In gevechten op 23 september 1942, nabij Leningrad, de Tijger, bleek ik formidabel maar zeer onbetrouwbaar. Meestal ingezet in afzonderlijke zware tankbataljons, leed Tigers hoge pechpercentages als gevolg van motorproblemen, het te gecompliceerde wielsysteem en andere mechanische problemen. In de strijd had Tigers de mogelijkheid om het slagveld te domineren, omdat T-34's uitgerust met 76,2 mm kanonnen en Shermans 75 mm kanonnen niet in zijn frontale wapenrusting konden doordringen en alleen vanaf de zijkant van dichtbij succes hadden.

Vanwege de superioriteit van het 88 mm kanon had Tigers vaak de mogelijkheid om toe te slaan voordat de vijand kon antwoorden. Hoewel ontworpen als een doorbraakwapen, werden ze tegen de tijd dat ze in grote aantallen zagen vechten grotendeels gebruikt om defensieve sterke punten te verankeren. In deze rol waren sommige eenheden in staat om kill-ratio's te bereiken van meer dan 10: 1 tegen geallieerde voertuigen.

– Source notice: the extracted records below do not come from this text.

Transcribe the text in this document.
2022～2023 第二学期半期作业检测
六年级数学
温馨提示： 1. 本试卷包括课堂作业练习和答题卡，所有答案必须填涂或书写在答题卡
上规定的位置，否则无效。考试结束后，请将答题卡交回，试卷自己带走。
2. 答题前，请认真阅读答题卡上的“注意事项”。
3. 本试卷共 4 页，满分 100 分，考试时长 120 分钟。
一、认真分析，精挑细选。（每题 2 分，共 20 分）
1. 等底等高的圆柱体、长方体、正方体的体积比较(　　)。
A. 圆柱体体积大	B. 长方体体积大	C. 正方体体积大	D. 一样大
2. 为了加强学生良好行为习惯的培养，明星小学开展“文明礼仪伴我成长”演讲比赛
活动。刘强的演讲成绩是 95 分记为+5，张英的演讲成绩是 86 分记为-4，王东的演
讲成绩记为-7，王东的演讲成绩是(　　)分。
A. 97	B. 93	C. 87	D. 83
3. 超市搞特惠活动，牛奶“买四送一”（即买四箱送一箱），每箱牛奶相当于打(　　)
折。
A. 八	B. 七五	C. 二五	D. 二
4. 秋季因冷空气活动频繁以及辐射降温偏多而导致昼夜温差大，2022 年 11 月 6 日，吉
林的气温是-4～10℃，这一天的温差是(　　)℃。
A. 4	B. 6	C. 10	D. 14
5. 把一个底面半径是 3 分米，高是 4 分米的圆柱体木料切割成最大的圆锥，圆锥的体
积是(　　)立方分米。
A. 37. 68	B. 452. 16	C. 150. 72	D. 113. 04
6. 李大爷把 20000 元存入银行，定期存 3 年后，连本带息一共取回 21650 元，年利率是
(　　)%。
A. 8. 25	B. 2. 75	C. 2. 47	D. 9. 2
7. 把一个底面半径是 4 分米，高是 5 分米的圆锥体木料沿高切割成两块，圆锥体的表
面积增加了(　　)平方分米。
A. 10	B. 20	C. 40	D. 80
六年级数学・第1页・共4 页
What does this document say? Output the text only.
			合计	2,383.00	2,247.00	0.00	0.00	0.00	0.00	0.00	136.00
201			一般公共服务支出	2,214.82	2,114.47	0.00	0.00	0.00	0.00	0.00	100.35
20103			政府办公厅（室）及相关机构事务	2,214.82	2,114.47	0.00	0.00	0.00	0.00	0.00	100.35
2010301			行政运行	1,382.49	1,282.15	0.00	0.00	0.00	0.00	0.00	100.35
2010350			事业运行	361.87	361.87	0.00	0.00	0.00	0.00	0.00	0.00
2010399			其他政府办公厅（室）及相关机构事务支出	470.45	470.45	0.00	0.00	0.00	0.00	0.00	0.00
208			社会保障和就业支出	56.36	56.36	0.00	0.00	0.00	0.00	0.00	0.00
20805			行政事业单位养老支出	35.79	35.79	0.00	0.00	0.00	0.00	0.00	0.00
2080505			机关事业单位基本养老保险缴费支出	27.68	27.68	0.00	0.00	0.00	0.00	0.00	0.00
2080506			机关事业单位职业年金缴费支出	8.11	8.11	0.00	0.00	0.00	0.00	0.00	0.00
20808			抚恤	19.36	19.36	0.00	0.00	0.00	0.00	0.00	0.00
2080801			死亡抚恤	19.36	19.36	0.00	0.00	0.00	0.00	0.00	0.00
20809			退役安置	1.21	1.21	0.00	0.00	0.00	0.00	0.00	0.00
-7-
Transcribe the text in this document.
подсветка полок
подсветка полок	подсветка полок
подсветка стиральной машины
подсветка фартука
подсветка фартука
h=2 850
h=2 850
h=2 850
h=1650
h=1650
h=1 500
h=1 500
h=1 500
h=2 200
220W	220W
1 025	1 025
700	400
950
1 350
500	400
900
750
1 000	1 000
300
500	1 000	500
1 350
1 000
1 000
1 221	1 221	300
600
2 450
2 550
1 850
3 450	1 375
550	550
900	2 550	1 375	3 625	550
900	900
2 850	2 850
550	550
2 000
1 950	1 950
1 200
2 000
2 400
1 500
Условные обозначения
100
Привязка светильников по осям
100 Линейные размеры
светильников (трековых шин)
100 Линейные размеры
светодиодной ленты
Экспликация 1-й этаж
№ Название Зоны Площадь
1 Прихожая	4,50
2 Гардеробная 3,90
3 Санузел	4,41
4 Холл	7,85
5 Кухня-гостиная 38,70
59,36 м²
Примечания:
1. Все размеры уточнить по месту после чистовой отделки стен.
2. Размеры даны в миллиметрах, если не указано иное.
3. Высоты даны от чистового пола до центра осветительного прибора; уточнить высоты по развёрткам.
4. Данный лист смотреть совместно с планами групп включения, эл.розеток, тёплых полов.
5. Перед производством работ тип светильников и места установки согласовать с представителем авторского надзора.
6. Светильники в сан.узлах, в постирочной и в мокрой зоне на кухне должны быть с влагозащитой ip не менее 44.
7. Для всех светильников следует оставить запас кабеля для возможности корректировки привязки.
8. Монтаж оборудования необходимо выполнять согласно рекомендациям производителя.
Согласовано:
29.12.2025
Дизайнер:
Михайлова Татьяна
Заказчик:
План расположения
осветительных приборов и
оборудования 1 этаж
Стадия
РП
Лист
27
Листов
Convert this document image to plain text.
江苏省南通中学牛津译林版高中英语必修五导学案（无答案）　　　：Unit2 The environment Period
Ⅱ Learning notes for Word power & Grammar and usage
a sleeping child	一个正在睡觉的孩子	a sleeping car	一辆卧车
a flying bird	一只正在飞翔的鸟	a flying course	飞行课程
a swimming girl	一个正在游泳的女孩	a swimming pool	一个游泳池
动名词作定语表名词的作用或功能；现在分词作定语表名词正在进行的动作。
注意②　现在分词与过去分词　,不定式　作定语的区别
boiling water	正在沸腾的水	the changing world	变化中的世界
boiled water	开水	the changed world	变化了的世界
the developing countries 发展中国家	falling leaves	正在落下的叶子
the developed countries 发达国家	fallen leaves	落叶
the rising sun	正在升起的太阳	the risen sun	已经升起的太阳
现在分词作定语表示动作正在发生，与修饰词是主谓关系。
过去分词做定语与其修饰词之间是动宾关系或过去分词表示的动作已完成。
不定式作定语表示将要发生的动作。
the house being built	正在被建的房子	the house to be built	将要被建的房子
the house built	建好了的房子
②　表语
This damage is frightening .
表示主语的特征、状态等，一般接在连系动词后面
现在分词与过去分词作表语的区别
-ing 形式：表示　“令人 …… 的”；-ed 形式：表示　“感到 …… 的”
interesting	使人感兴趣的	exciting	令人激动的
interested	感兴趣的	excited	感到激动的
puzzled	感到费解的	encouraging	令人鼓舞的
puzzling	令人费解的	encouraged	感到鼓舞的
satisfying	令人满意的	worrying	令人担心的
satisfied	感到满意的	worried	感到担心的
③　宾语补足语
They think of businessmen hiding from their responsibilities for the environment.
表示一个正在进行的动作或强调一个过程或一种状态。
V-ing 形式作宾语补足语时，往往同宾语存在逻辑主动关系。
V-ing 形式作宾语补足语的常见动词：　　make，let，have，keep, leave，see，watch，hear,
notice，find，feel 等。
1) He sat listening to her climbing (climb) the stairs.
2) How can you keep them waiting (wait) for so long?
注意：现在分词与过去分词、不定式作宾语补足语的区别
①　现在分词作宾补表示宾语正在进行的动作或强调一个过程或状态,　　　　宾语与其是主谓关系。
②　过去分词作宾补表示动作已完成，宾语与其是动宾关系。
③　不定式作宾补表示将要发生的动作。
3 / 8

Ondanks deze prestaties maakten de trage productie en de hoge kosten van de Tiger ten opzichte van zijn geallieerde tegenhangers een dergelijk percentage onvoldoende om de vijand te overwinnen. In de loop van de oorlog eiste de Tiger I 9.850 moorden in ruil voor 1.715 verliezen (dit aantal omvat teruggewonnen tanks en opnieuw in gebruik genomen). De Tiger I zag dienst tot het einde van de oorlog ondanks de komst van de Tiger II in 1944.